SpaceX’s Crew-1 Dragon spacecraft docked with the International Space Station who arrived at ISS on the night of Nov. 16, 2020, Monday as the spacecraft maneuvered itself autonomously in a delicate parking job some 250 miles above the surface of the Earth.
Excellent job. Right down the center” Mike Hopkins, the NASA astronaut commanding the mission, said briefly after docking, which occurred at 11:01 p.m. over Idaho. Crew-1, SpaceX’s first operational mission to the International Space Station (ISS) for NASA, arrived at the orbiting lab late Monday night, 27 hours after launching from Kennedy Space Center in Florida.
“Congratulations to SpaceX and NASA. This is a new era of operational flights to the International Space Station from the Florida coast.” Noguchi added his thoughts in Japanese, ending his words in a phrase in English: “All for one; Crew-1 for all.”
SpaceX’s Crew-1: The beginning of a six-month stay in orbit
The Crew-1 team is slated to stay onboard the space station for the next 6 months, eventually returning to Earth in the Crew Dragon in the spring of 2021. It’s a long-term trip that a future crew will do every six months or so on the Crew Dragon, helping to keep the space station operate continuously for NASA. In fact, just before the Crew-1 astronauts leave, a new crew of four will arrive inside another SpaceX capsule on a mission aptly named Crew-2.

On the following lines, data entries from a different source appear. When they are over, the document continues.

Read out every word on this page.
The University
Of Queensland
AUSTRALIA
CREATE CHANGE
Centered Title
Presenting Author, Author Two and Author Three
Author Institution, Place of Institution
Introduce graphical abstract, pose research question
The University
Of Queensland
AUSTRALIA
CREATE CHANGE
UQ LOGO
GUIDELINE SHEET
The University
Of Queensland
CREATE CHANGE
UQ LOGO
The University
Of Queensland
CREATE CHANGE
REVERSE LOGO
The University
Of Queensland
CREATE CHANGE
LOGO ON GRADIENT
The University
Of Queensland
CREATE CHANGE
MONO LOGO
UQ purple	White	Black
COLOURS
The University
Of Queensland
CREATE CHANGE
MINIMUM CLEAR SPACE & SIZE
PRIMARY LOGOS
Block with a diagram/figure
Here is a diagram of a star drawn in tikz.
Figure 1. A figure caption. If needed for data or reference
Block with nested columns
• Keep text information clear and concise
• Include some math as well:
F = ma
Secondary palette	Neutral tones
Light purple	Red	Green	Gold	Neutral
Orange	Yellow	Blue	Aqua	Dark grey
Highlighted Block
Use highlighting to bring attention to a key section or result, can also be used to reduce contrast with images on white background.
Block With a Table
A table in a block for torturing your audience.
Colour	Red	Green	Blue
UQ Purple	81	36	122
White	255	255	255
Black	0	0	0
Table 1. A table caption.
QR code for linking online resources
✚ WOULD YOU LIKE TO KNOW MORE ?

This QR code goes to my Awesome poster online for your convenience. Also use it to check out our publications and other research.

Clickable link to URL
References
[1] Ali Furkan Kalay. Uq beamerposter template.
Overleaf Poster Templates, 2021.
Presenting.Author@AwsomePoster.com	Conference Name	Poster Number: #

The spacecraft is traveling at 17,500 mph and revolves around the Earth every 90 minutes. Since its launch at 7:27 p.m. Sunday, the Dragon capsule, dubbed “Resilience” by the crew, had been chasing it down, burning its engines to align itself. It approached slowly, passing through a series of “waypoints” where controllers surveil conditions and permit the spacecraft to proceed only if it was safe and all systems were operating correctly.
Hopkins and crewmates Victor Glover, Shannon Walker, and Japan’s Soichi Noguchi — join two Russians and one American who flew to the space station the month before. Glover, a space rookie, is the first African American to move into the station as part of a long-trial mission.
It is the first time there have been seven long-duration crew members aboard — a situation that has caused a scramble for beds. At the minimum temporarily, Resilience commander, Hopkins will sleep aboard the capsule, while his crewmates sack out on the ISS. They ended their eight-hour sleep time shortly after noon and reported being in good spirits in the climate-controlled cabin, where the spacecraft was being kept at 75 degrees.
Though there have been more astronauts aboard the station for a few days at a stretch, NASA explains this is a permanent increase of the long-term crew size.
“We’re not done yet. We have to move on further,” Kathy Lueders, the director of NASA’s human spaceflight directorate, said during a press conference after the launch Sunday evening. “That spacecraft is out there with those precious crew members on it, and we’re going to get them to the International Space Station.